45 jours de plus sur le mandat de la 7e législature ?
En d’autres termes, si cette disposition est adoptée par la plénière, les législatives auront lieu vers fin juin 2019. Il a été constaté que l’article 242 du Code électoral relatif au mode d’attribution des siège et à la répartition des sièges qui fait objet de toutes controverses n’a pas été pour autant modifié ou complété. Cette disposition est maintenue avec la condition de 10 % de taux de suffrage national valablement exprimé pour être éligible à l’attribution des sièges au cas où il y a au moins quatre partis politiques en lice. Le comité paritaire a modifié l’article 77 du Code électoral qui traite de la transparence des élections. Il est en effet prévu pour des élections législatives de 2019, que le poste de vote soit tenu par cinq agents électoraux au lieu de trois retenus dans le Code électoral actuellement en vigueur. Les membres du poste seront composés d’un président, de deux assesseurs, d’un représentant d’opposition et d’un représentant des partis de la mouvance tous inscrits sur la liste électorale de la commune. Les représentants de la mouvance et de l’opposition (la nouveauté de la loi) doivent s’assurer du déroulement du scrutin dans les conditions de transparence. Plusieurs autres dérogations aux articles du Code électoral ont été proposées.

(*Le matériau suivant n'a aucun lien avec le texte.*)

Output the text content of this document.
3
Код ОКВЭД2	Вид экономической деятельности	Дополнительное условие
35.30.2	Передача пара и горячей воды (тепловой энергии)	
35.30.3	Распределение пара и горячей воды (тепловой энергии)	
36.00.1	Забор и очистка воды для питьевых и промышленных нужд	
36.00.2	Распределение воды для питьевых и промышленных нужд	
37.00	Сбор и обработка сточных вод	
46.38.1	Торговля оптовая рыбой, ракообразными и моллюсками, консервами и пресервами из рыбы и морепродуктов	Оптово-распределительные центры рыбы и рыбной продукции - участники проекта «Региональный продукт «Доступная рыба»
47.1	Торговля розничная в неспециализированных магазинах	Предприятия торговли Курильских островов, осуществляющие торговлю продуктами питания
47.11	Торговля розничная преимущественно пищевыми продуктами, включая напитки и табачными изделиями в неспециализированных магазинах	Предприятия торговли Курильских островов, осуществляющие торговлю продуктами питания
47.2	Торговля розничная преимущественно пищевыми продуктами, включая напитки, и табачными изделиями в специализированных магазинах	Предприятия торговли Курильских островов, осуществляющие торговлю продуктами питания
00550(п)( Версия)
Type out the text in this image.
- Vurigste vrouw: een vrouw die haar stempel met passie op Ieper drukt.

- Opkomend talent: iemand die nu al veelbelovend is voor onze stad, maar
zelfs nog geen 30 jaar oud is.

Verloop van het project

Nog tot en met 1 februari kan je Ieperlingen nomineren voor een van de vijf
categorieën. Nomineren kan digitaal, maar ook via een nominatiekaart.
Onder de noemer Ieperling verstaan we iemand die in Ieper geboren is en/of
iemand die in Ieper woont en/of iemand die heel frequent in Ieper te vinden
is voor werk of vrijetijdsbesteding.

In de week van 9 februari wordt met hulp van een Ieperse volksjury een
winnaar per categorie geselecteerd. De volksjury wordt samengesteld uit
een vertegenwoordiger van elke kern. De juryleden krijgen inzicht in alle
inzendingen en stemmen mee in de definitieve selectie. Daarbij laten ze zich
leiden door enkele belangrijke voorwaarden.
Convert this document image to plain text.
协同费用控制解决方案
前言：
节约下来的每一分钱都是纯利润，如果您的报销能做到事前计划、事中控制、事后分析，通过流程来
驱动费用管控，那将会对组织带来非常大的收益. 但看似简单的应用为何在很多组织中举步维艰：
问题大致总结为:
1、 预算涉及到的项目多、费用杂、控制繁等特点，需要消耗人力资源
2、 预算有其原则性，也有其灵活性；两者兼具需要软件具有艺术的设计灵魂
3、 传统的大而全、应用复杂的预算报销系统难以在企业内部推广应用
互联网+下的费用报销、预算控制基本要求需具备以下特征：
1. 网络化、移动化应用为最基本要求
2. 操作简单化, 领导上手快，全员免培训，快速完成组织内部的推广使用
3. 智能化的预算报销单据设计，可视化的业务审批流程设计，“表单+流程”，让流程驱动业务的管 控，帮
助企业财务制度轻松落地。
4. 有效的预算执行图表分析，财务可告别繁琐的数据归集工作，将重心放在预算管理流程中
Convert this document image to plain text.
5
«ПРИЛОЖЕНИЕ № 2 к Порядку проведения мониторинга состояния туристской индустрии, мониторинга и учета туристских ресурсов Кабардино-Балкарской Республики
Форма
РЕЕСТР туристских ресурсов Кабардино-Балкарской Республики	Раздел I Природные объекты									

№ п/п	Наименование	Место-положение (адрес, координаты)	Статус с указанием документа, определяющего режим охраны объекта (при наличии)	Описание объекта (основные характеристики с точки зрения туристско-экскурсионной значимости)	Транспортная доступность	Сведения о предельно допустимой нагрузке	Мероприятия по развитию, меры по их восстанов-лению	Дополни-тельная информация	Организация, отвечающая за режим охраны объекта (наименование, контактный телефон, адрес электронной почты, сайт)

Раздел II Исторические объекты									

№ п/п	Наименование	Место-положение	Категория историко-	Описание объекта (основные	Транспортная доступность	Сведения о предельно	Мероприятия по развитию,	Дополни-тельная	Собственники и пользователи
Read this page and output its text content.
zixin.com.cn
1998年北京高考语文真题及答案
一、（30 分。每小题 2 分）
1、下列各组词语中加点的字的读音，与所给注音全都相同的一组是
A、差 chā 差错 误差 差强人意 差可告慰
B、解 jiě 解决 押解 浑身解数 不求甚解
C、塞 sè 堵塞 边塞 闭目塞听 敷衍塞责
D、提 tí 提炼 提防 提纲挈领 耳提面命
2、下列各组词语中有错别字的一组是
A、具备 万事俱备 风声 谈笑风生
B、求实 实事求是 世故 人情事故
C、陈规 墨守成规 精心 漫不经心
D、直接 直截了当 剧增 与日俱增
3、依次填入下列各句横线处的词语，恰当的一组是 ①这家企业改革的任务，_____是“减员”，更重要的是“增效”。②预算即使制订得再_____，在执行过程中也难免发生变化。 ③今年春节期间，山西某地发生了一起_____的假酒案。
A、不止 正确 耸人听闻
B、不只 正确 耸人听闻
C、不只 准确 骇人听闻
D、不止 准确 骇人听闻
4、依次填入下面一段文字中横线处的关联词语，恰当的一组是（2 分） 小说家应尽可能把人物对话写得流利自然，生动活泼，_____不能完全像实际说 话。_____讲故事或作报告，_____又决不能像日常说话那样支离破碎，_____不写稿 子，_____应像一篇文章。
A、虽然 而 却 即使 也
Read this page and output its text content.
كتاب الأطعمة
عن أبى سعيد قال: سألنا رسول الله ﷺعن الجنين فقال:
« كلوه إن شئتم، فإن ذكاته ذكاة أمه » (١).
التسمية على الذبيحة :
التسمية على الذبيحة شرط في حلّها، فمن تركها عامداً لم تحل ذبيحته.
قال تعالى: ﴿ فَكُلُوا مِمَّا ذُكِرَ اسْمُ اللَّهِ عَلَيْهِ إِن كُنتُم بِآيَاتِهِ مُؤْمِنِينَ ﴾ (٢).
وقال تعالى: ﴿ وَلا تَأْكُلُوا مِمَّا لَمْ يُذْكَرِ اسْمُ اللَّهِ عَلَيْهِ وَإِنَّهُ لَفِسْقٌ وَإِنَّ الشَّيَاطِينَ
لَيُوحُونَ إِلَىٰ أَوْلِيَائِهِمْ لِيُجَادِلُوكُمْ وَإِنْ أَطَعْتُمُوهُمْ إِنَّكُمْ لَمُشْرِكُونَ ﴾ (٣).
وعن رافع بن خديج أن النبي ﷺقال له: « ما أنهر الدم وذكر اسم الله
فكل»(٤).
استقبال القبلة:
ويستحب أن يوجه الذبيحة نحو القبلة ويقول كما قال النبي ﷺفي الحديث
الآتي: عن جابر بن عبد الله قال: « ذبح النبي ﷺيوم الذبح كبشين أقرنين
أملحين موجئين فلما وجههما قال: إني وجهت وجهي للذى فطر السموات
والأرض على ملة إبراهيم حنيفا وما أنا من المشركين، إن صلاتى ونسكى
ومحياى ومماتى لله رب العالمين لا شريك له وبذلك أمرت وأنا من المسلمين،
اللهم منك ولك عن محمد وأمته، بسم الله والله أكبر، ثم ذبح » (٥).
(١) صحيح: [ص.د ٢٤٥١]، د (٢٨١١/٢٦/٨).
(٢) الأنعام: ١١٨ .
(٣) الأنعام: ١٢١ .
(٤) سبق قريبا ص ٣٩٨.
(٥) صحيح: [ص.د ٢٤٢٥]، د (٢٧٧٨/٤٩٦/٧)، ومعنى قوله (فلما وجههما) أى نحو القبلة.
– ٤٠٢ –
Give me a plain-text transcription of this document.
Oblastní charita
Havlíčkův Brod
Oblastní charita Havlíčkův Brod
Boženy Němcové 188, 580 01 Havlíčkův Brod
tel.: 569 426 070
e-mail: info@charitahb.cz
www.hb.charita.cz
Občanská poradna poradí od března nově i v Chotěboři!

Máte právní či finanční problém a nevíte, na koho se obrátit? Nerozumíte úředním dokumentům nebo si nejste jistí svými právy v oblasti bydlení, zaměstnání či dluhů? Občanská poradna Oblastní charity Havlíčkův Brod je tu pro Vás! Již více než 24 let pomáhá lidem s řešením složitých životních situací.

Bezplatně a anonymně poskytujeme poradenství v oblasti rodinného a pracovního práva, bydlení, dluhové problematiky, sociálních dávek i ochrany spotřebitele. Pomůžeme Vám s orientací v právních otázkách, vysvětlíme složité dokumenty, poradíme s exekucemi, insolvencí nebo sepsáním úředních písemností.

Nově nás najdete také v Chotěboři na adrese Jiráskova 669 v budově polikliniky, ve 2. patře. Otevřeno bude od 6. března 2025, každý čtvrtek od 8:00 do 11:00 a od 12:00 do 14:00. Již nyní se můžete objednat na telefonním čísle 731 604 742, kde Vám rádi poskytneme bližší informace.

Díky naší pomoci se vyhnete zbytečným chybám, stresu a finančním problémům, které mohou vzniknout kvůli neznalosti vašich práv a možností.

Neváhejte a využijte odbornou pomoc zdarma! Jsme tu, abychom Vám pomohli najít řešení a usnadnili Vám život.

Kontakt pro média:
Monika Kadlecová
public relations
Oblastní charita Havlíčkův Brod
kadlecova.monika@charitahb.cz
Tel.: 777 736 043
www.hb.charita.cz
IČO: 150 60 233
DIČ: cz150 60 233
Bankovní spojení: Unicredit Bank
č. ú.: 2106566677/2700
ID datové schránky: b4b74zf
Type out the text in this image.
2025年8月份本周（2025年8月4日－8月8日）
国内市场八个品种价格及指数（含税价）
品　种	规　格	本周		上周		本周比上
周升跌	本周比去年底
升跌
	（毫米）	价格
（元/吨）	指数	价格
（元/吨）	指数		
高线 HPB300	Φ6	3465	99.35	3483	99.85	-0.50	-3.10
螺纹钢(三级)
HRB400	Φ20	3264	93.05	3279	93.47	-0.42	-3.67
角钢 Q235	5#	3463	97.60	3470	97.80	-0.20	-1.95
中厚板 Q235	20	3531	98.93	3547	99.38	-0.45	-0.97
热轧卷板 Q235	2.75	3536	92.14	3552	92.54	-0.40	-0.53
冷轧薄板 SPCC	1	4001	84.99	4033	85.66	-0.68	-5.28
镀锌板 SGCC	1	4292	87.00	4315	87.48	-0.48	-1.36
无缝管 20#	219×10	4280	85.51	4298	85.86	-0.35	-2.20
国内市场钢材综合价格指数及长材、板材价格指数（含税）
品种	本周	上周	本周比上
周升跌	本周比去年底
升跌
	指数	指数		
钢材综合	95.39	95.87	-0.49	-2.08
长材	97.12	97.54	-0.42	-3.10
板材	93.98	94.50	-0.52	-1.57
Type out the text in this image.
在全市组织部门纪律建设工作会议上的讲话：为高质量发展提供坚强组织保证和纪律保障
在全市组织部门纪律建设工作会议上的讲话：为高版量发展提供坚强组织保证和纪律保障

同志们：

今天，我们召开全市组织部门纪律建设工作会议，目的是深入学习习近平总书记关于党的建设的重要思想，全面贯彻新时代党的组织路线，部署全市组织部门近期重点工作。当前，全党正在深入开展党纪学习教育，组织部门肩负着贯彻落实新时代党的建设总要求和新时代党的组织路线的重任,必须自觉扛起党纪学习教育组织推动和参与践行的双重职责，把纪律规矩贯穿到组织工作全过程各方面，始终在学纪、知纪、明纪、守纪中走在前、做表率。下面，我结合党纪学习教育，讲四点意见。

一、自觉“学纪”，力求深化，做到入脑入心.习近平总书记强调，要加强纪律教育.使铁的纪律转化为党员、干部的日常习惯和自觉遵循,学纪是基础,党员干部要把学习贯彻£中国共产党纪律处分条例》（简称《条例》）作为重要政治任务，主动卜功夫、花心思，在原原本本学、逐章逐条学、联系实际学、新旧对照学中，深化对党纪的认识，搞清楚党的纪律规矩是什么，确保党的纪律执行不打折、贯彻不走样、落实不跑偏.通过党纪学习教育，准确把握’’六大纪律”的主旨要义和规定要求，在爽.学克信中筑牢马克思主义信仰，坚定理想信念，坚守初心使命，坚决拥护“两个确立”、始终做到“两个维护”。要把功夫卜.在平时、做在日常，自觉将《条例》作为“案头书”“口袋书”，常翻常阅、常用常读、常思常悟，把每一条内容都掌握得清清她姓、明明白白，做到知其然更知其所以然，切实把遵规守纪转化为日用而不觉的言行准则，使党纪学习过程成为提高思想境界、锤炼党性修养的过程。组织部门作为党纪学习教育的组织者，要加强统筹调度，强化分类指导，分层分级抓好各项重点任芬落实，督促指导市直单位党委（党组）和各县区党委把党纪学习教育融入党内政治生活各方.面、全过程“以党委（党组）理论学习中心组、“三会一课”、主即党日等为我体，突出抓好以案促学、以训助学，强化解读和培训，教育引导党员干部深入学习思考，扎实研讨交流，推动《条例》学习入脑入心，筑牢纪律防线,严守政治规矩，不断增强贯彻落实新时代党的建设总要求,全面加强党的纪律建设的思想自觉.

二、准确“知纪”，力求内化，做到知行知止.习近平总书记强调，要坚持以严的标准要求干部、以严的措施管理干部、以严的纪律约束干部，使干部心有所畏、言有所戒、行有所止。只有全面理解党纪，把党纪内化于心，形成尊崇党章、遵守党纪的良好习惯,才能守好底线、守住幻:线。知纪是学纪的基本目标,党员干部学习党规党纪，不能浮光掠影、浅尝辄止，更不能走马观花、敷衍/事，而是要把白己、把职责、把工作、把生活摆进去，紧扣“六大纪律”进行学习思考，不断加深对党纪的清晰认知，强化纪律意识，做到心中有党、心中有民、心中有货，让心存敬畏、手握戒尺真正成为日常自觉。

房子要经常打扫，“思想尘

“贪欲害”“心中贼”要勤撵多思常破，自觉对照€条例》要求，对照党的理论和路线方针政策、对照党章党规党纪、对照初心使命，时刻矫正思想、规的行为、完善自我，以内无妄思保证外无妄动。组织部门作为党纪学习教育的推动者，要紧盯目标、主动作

La Constitution du 11 décembre 1990 n’a pas été épargnée des textes à modifier en vue des élections législatives sans exclusion et apaisées. Il est envisagé la révision technique de l’article 80 de la loi fondamentale afin d’atteindre l’ambition de prorogation du mandat actuel des députés de la septième législature. Un second aliéna est proposé à cet article 80. Lequel alinéa stipule que : « Lorsque le renouvellement à bonne date de l’Assemblée nationale est compromis par des menaces graves à la paix sociale, l’Assemblée nationale peut proroger le mandat en cours d’un délai qui ne peut excéder 45 jours par un vote aux 5/6 des députés composant l’Assemblée nationale ». Cette disposition, si elle est adoptée, permettra aux députés de la septième législature de rester légalement en fonction jusqu’à fin juin prochain. Mais, tout ceci n’est que des propositions. Il revient à la commission chargée des Lois de l’Assemblée nationale d’étudier toutes ces propositions de lois dérogatoires et révision de l’article 80 de la Constitution initiées par le comité parlementaire et entérinées ce lundi par la Conférence des présidents. Ce n’est qu’après tout cela que la plénière des députés déjà programmée pour jeudi prochain va décider éventuellement d’amender, pour ensuite voter ou rejeter les différents textes électoraux proposés.